Eurovision 2005 – It’s all Greek to me

So here I’m sat, at Borospyl airport at getting on for six in the morning, having come pretty much straight from the after-show party. The flight’s not till nine, but the buses are at odd times round these parts, and I’m feeling a little perplexed about last night’s events. So it turns out that the one the bookies was telling us was going to win all along actually won it. The one we ‘experts’ kinda ignored in the hope that it might go away. Ah well, dem’s da breaks. And one can knock Athens in the Spring, can one. And on top of that, we won’t exactly be wanting for arenas and infrastructure.

So I’m tapping this out before I’ve read the inevitable complaints about this that and the irrelevant. Friendly voting? There was a little of it, but far less than usual. And the song with votes from the most juries won it again – and who apart from Cyprus ever claims to like Greece anyway? Western/Balkan/Baltic/Former Soviet fit up – don’t see what bill that would fit this time round either. What I did see was a great contest with the widest range of songs ever, and a neck and neck battle between a good dozen songs for at least two thirds of the voting that had us all scratching our heads, wondering where the next surprise was going to come from.

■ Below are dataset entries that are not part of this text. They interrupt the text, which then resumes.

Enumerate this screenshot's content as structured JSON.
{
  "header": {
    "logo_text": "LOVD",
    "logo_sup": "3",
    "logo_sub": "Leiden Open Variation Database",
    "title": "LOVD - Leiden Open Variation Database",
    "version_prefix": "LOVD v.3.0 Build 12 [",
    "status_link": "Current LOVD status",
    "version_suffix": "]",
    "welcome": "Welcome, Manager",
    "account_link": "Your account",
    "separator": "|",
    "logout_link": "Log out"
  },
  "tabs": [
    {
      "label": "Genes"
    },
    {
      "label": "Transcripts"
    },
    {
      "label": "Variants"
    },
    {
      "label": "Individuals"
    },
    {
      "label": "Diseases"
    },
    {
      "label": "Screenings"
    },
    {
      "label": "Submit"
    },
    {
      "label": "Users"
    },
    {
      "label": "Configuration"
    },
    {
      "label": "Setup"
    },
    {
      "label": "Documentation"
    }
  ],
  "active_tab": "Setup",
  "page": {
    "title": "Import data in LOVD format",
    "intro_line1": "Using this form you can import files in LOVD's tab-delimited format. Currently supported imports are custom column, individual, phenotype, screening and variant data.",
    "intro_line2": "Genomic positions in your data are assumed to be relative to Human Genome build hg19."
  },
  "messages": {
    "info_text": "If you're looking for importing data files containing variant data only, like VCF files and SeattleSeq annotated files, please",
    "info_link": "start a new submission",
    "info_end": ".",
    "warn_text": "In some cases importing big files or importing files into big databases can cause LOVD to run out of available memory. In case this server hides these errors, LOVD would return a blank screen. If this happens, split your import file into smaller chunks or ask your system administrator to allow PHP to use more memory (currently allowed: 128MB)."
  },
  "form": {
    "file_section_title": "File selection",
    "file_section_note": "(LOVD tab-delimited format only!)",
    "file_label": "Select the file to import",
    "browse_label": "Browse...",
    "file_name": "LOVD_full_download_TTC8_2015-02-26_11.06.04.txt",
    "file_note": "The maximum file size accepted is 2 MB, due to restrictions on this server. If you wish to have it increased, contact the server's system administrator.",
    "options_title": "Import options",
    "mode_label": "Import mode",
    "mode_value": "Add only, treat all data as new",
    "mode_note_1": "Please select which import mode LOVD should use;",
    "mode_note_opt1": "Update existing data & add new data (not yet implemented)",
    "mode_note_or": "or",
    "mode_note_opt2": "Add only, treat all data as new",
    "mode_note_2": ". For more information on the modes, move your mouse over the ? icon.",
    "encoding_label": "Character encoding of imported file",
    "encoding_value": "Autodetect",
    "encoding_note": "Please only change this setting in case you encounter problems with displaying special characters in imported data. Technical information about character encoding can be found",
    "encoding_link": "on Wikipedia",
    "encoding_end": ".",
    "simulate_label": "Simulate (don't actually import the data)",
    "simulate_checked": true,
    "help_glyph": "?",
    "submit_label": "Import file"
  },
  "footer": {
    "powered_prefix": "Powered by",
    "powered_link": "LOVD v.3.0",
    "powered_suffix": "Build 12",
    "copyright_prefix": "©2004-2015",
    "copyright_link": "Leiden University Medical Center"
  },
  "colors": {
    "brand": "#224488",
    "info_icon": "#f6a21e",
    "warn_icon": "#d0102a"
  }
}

And I’m so dang chuffed for Moldova. It’s a shame the Bunika didn’t nick the gong, but Chisenau might not be the best place for the contest, in retrospect. And nice one Chiara for keeping up the high standard and showing us that a simple song sung sweetly can do as well, if not better, than a whole bundle of big boom bashers. And well done juries for giving 12s to no less than 17 different countries. That surely has to be some kind of a record.

But best of all, top job Kyiv. It might have been a little lumpy at times, but you did us proud. You set a new standard for Eurovision, both with the enthusiasm engendered in the city and the show itself. I’ve long thought Eurovision out to have some kind of fringe event for the people of the host city, and our generous hosts of the last week and a half did so much for its citizens that Greece has got to go one heck of a long way to beat it.

Athens is a great city, and despite rather having gone somewhere else (although it was looking a bit scary that we were going to double up with a Latvia, and Israel or a Denmark at one point) I can’t think of a nicer, more vibrant and historic place to hold it. The tour continues and I suspect this next port of call is going to be a doosie.